Sunday, December 20, 2009

Racing for clean energy

Thomas Friedman seems to me to get it exactly right:
The only engine big enough to impact Mother Nature is Father Greed: the Market. Only a market, shaped by regulations and incentives to stimulate massive innovation in clean, emission-free power sources can make a dent in global warming. And no market can do that better than America’s.
Maybe the best thing President Obama could have done here in Copenhagen was to make clear that America intends to win that race. All he needed to do in his speech was to look China’s prime minister in the eye and say: “I am going to get our Senate to pass an energy bill with a price on carbon so we can clean your clock in clean-tech. This is my moon shot. Game on.”
Because once we get America racing China, China racing Europe, Europe racing Japan, Japan racing Brazil, we can quickly move down the innovation-manufacturing curve and shrink the cost of electric cars, batteries, solar and wind so these are no longer luxury products for the wealthy nations but commodity items the third world can use and even produce.
I would add only two things:

(i) Even if one completely dismisses projections about climate-change-induced migrations, the development of clean, non-nuclear* energy should be a huge national security priority; there are few things that would benefit us so much as decisively cutting off the steady stream of terrorist petrodollars that have been flowing from the Middle East. I still am mystified by how many of us are gung-ho about using an energy source that puts money into the pockets of our most devoted enemies.
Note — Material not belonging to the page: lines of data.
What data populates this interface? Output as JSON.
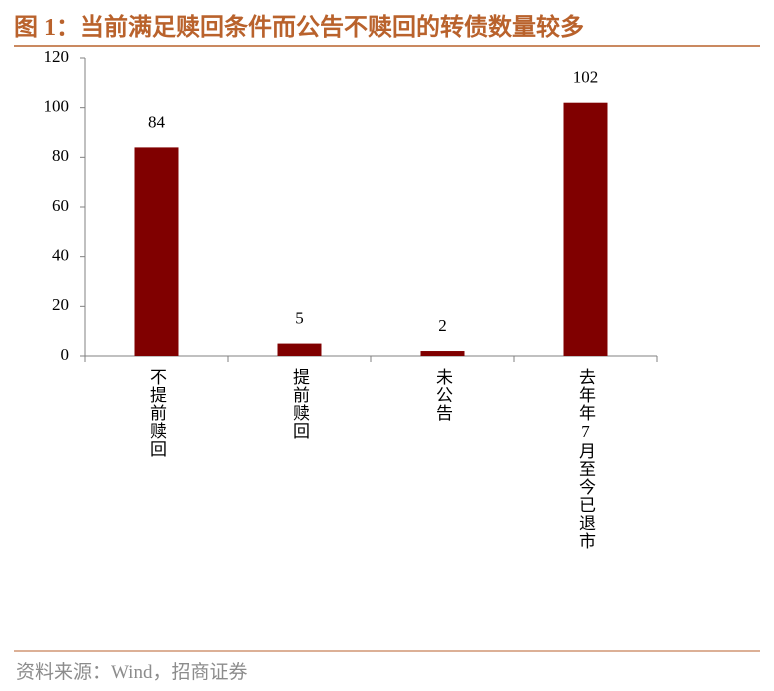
{
  "chart_data": {
    "type": "bar",
    "title": "图 1：当前满足赎回条件而公告不赎回的转债数量较多",
    "categories": [
      "不提前赎回",
      "提前赎回",
      "未公告",
      "去年年7月至今已退市"
    ],
    "values": [
      84,
      5,
      2,
      102
    ],
    "color": "#800000",
    "ylim": [
      0,
      120
    ],
    "yticks": [
      0,
      20,
      40,
      60,
      80,
      100,
      120
    ],
    "grid": false,
    "source": "资料来源：Wind，招商证券"
  }
}
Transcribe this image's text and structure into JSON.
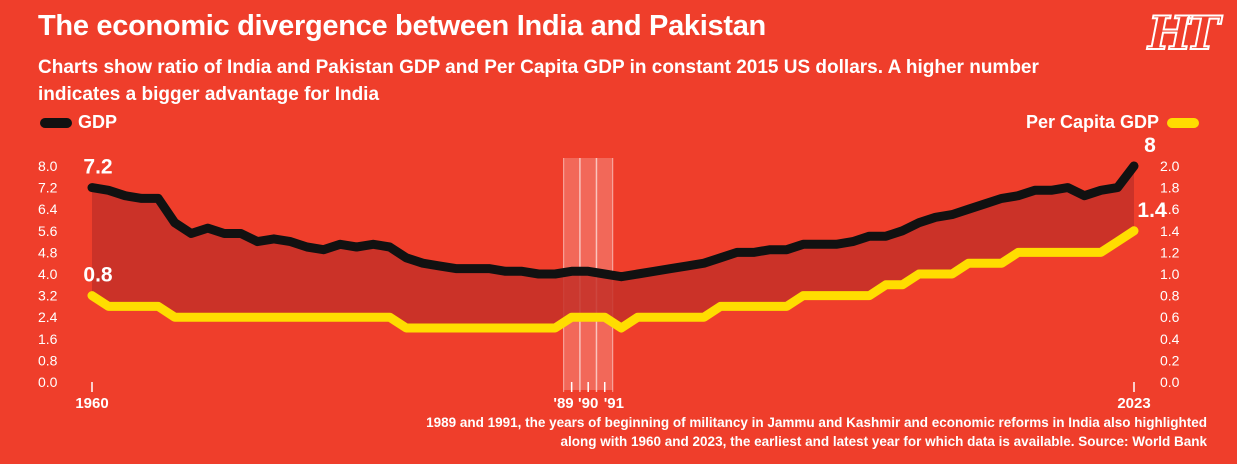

(ii) The United States is the best suited to do the job (for now), but only in principle. With half of the country openly contemptuous both of science and of anything that smacks remotely of environmentalism (because both somehow raise the specter of—gasp!—liberalism), I suspect other countries will take the lead, and ultimately turn us into a technological backwater. Here's hoping I'm wrong.

* Non-nuclear only because of the proliferation concerns that would result from using nuclear energy as the world's primary energy source; otherwise, I don't mind nuclear.

1 comment:

Becky said...

Nuclear waste can't be disposed of, either... a bunch of nuclear waste laying around is also a problem!